TREMFYA®: A Giant Step for Psoriatic Arthritis!

Johnson & Johnson announced groundbreaking new data in the treatment of Psoriatic Arthritis (PsA). TREMFYA® significantly prevented the progression of structural damage at week 24 and maintained this effect until week 48. These findings were presented at the Inflammatory Skin Diseases Summit (ISDS).

In the Phase 3b APEX study conducted, over 50% of patients receiving TREMFYA® achieved a 50% improvement in PsA symptoms by week 48. At week 24, patients treated with TREMFYA® were able to prevent structural damage in the joints 2.5 times more effectively than the placebo group.

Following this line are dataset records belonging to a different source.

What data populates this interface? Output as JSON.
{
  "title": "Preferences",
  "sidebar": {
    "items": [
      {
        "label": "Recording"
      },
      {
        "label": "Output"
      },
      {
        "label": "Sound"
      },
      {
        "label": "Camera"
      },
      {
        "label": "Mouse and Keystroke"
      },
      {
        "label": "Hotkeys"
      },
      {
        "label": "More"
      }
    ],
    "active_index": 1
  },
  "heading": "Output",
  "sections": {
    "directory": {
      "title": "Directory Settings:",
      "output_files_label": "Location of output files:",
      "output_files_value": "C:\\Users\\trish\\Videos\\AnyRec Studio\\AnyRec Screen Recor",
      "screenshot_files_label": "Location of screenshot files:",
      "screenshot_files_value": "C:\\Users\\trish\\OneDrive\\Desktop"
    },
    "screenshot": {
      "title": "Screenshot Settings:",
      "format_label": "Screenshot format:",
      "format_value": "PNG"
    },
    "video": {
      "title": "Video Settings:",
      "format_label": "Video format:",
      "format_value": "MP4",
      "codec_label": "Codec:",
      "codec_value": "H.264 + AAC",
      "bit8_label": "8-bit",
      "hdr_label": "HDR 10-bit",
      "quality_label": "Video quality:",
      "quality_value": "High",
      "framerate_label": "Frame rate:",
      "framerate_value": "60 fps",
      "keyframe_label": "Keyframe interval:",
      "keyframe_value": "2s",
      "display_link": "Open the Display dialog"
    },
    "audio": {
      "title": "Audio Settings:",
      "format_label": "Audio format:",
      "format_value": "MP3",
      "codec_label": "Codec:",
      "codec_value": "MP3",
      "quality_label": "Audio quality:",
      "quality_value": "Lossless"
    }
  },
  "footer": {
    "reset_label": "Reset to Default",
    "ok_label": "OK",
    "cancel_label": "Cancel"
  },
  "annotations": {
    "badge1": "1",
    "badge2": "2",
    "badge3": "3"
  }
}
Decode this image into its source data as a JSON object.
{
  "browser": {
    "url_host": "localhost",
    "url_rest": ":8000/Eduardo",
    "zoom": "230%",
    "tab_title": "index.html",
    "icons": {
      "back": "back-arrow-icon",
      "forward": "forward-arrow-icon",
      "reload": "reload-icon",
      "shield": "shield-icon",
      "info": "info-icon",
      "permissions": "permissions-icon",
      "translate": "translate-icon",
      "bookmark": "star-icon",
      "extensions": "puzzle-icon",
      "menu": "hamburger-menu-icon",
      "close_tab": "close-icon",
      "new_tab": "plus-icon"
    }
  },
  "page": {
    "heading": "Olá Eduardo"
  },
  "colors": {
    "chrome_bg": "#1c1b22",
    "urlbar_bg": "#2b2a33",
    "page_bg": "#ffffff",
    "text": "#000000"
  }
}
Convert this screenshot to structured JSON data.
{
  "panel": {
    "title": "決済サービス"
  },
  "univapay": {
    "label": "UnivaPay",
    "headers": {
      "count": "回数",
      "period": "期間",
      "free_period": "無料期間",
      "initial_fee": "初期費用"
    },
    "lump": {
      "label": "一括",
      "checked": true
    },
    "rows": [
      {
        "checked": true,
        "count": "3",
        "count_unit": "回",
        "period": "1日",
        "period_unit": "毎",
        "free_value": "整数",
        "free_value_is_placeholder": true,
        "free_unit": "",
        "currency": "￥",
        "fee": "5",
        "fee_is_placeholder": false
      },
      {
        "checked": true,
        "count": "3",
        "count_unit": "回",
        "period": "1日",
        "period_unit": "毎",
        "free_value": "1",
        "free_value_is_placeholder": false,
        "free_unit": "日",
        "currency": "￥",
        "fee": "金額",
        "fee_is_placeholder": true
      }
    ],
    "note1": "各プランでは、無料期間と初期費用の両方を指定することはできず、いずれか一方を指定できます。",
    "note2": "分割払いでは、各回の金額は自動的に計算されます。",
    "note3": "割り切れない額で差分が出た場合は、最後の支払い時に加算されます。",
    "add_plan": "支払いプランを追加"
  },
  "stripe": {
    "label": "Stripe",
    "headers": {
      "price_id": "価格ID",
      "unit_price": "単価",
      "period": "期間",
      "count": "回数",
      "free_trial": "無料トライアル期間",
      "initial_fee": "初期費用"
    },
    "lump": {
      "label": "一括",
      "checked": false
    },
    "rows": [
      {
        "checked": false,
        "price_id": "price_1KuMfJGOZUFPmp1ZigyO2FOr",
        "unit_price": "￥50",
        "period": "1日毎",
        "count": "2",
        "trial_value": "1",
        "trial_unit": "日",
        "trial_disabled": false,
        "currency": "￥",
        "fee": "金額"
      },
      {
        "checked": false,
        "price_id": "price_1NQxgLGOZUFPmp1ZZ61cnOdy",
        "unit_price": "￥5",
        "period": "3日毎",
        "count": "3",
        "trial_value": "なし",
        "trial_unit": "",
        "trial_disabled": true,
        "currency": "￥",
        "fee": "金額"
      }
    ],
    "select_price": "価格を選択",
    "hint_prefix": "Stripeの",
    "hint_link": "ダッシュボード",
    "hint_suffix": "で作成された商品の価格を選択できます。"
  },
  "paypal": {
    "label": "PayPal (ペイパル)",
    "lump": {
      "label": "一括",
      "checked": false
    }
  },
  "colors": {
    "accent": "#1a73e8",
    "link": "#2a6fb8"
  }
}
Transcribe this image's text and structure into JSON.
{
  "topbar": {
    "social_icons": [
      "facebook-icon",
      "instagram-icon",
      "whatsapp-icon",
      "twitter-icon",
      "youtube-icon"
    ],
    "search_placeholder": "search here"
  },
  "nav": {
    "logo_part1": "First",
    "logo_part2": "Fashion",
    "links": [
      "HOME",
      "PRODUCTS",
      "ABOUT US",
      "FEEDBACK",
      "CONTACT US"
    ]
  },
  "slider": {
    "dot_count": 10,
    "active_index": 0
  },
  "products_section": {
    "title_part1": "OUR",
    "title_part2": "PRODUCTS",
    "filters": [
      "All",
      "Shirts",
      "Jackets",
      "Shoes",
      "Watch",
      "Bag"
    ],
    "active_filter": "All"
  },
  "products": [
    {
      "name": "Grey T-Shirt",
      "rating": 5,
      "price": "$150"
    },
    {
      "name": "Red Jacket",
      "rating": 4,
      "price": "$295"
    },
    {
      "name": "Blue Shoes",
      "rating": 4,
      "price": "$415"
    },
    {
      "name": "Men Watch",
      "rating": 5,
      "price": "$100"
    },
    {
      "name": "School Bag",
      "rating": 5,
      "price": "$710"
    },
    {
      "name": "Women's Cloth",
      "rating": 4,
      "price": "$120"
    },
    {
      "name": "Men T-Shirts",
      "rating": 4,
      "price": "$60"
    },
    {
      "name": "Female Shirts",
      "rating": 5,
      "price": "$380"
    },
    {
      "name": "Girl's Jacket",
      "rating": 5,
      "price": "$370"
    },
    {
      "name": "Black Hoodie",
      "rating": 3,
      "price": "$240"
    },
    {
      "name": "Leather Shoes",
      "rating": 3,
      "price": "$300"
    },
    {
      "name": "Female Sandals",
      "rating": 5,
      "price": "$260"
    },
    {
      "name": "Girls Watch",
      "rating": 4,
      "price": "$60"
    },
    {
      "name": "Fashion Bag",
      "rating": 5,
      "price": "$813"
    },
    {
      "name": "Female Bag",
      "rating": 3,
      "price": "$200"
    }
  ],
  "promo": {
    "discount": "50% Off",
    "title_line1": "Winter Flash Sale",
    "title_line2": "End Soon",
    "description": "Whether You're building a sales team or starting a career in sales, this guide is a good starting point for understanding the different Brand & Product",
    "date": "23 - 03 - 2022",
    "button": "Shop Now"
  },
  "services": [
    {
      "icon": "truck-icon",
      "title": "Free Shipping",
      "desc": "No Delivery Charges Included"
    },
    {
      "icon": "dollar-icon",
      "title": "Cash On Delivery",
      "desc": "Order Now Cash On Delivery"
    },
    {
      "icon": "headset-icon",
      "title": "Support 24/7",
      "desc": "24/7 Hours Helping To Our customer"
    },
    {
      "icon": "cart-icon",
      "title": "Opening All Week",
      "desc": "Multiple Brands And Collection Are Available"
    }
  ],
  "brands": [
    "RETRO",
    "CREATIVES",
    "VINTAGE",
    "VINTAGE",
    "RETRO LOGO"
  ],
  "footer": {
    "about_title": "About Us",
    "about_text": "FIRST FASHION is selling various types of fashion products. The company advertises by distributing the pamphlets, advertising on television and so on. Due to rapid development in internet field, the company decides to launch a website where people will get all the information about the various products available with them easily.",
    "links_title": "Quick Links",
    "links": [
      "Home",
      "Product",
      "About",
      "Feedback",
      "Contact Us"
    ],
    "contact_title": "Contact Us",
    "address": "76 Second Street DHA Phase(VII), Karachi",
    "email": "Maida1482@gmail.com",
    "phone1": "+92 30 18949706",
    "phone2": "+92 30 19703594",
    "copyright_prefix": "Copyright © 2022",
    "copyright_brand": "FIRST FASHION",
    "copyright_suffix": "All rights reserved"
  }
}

Patients in the placebo group, upon switching to TREMFYA® at week 24, observed a 57% reduction in the rate of exacerbation. Dr. Christopher Ritchlin emphasized that PsA is a rapidly progressive disease if left untreated, highlighting that guselkumab can prevent this progression.

TREMFYA® showed significant improvement in response criteria according to the American College of Rheumatology (ACR50). Both the groups receiving doses every 4 weeks and those every 8 weeks showed an increase in ACR50 response rates. These data are consistent with the well-known safety profile of TREMFYA®.

Leonard Dragone stated that TREMFYA® is the only IL-23 inhibitor that can prevent structural damage in active PsA. This treatment option offers an attractive first-line therapy for patients with psoriatic diseases.

TREMFYA® is a fully human monoclonal antibody that blocks IL-23 and neutralizes inflammation at its cellular source by binding to CD64 present on the surface of IL-23 producing cells. Johnson & Johnson also submitted additional data to the FDA for a supplementary Biologic License Application to prevent structural damage in patients with active PsA.